Service lessons learned from my doctor

I recently had an operation to put an end to months of yucky pain, fatigue and writing cheques my physical strength just couldn’t cash. 

So here I was in hospital in a state of forced rest as I accepted that my body will take its own time to heal, and why patience is a virtue!

Every single day, my surgeon came in to see me just to check in. He had other people to see and rounds to make as part of his day and the visits only took 2-5 minutes AT THE MOST.

But it was the quality and frequency of those visits that enabled him to deliver better care for ME and in turn, help me recover faster, go home sooner and for the hospital, free up a bed for someone who needs it more than I do.  I thought about what it was that made his visits valuable to me, and here’s the application I can see to sales and service:

 

ONE: Frequent, top of mind contact

Sometimes we overcomplicate what this needs to be.  Take time to think about your key clients, referrers and prospects and how you can stay in touch, directly and indirectly, to stay connected in a way that adds to their day and reinforces a positive association with you.  It’s about anchoring a good experience with frequent, small pieces immediately after the event, and then intermittently after that.

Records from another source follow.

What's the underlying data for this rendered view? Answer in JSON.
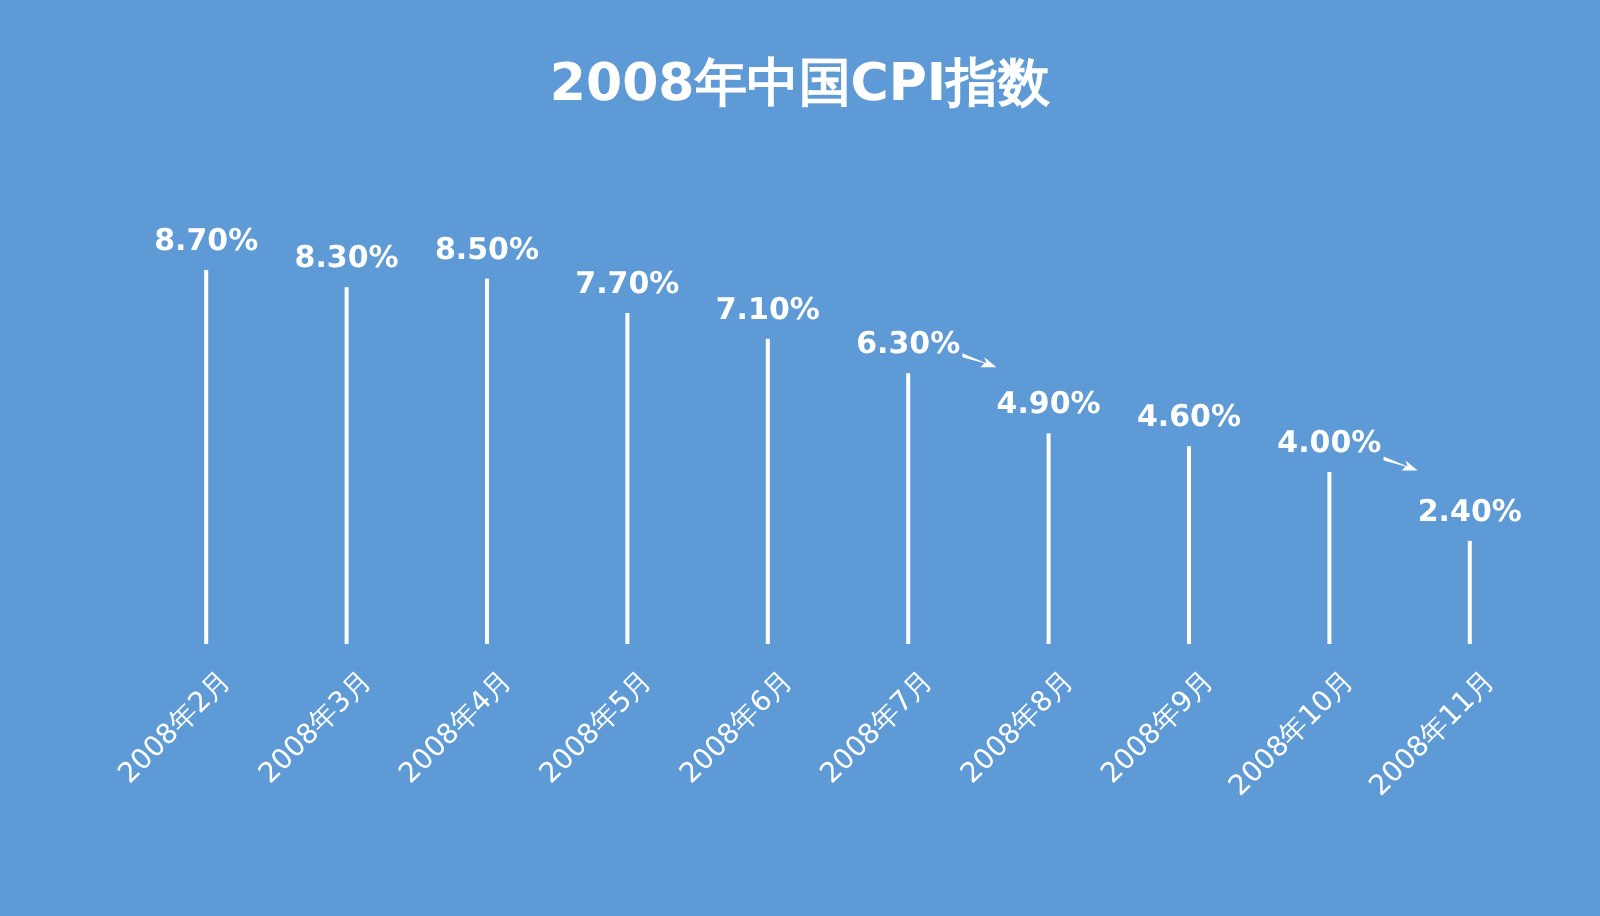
{
  "chart_data": {
    "type": "bar",
    "title": "2008年中国CPI指数",
    "categories": [
      "2008年2月",
      "2008年3月",
      "2008年4月",
      "2008年5月",
      "2008年6月",
      "2008年7月",
      "2008年8月",
      "2008年9月",
      "2008年10月",
      "2008年11月"
    ],
    "values": [
      8.7,
      8.3,
      8.5,
      7.7,
      7.1,
      6.3,
      4.9,
      4.6,
      4.0,
      2.4
    ],
    "value_labels": [
      "8.70%",
      "8.30%",
      "8.50%",
      "7.70%",
      "7.10%",
      "6.30%",
      "4.90%",
      "4.60%",
      "4.00%",
      "2.40%"
    ],
    "color": "#ffffff",
    "grid": false
  }
}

For example: if you have a great meeting, outcome or something else that you’ve been directly involved with for this person, text straight after to thank them and refer to what made it great for you personally.  Reinforce that with a call, text or email a couple of days after that with the next meeting and then another communication point that can just be an article, a picture, a link to something that is relevant to them.

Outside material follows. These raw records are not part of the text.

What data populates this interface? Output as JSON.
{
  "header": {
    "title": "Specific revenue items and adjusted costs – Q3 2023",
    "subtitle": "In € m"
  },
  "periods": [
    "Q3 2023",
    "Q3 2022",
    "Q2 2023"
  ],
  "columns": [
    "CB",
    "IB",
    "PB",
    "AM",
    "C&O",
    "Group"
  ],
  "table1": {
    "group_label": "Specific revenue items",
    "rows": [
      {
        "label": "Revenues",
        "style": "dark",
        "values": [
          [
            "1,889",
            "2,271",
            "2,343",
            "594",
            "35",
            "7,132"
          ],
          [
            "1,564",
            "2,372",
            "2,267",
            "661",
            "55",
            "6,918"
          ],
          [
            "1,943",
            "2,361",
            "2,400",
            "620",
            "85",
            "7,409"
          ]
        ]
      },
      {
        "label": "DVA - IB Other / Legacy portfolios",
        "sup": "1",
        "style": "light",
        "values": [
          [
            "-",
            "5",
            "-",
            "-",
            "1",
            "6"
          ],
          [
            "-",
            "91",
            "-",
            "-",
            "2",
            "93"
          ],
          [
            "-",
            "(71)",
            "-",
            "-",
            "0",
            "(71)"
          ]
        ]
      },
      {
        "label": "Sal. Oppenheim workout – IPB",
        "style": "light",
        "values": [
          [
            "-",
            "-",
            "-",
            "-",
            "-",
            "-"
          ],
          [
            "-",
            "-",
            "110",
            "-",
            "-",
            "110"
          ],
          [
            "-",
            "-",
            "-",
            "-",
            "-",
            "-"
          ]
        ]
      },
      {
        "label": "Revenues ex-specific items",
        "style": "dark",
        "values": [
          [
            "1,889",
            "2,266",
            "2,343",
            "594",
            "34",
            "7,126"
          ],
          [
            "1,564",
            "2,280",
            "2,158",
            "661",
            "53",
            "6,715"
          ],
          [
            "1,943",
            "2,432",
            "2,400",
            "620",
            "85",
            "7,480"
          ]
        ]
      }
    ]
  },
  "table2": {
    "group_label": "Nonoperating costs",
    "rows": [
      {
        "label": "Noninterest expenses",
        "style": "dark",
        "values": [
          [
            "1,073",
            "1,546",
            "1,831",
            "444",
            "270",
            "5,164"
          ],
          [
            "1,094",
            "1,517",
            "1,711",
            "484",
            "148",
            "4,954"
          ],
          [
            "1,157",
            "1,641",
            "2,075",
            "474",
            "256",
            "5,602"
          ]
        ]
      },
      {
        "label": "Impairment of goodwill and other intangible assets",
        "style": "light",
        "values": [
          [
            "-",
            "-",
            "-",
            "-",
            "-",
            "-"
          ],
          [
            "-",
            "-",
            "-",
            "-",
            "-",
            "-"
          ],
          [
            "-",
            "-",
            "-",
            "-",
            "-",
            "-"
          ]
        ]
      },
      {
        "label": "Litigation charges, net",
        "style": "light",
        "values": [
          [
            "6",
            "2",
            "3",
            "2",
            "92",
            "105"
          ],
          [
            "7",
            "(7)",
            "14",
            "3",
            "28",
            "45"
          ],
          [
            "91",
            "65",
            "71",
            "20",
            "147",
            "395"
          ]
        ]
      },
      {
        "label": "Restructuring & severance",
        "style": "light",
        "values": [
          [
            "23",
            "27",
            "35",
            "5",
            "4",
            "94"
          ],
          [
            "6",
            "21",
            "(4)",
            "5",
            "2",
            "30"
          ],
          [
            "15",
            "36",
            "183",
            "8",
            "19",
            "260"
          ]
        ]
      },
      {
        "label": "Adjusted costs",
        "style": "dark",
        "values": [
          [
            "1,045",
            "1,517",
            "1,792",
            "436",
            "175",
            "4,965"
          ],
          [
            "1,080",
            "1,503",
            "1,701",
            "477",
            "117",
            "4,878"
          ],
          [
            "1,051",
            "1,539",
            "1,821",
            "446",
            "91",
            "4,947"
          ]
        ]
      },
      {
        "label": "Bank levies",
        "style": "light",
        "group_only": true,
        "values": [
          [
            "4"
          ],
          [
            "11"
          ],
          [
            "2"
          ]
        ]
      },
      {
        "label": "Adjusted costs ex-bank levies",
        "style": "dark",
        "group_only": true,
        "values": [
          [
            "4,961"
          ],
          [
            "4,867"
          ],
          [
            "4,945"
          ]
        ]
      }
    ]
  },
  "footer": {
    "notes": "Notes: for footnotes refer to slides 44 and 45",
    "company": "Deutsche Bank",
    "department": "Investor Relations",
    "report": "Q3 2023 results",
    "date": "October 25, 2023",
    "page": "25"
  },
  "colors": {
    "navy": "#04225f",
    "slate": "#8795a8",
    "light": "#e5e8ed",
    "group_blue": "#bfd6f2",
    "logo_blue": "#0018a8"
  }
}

Then, it’s a matter of setting a cadence after that that you can sustain.

 

TWO: Personalised conversation

How well do you know your clients or customers outside of your business relationship?  While you don’t need to talk about their private lives (after all, they’re called private lives for a reason), you can get to know their world at work, their personal challenges and drivers so that your conversation is relevant to THEM.  Meaningful to THEM.  This means being able to meet people where they’re at by becoming experts at rapport.

 

THREE: Outcome driven

No one has time for long winded conversations that amble with no obvious point to them.  Be clear about what you want/need to cover by the end of the communication and ensure you are deliberate about achieving that.  It’s respectful of your customer’s time, and frees up yours too.  For example, my surgeon of course knew what he needed to achieve each visit like my response to medication, progress, wellbeing, and so on. Which isn’t to say his visits were business like.  It’s not binary.  Conversations can be both purposeful AND deepen connection

 

FOUR: What is the most help I can give right now

If we show up with curiosity and a desire to give, we look for ways to do just that.  It’s a game changer.  Is it directing them to someone else first?  Is it just to listen?  Is it to build more insight about how we can partner better?  Once we know, we can take appropriate action.

 

 

I’m not a doctor, but I am The Sales Doctor so…..
Remember that service is not a role, it’s a practice.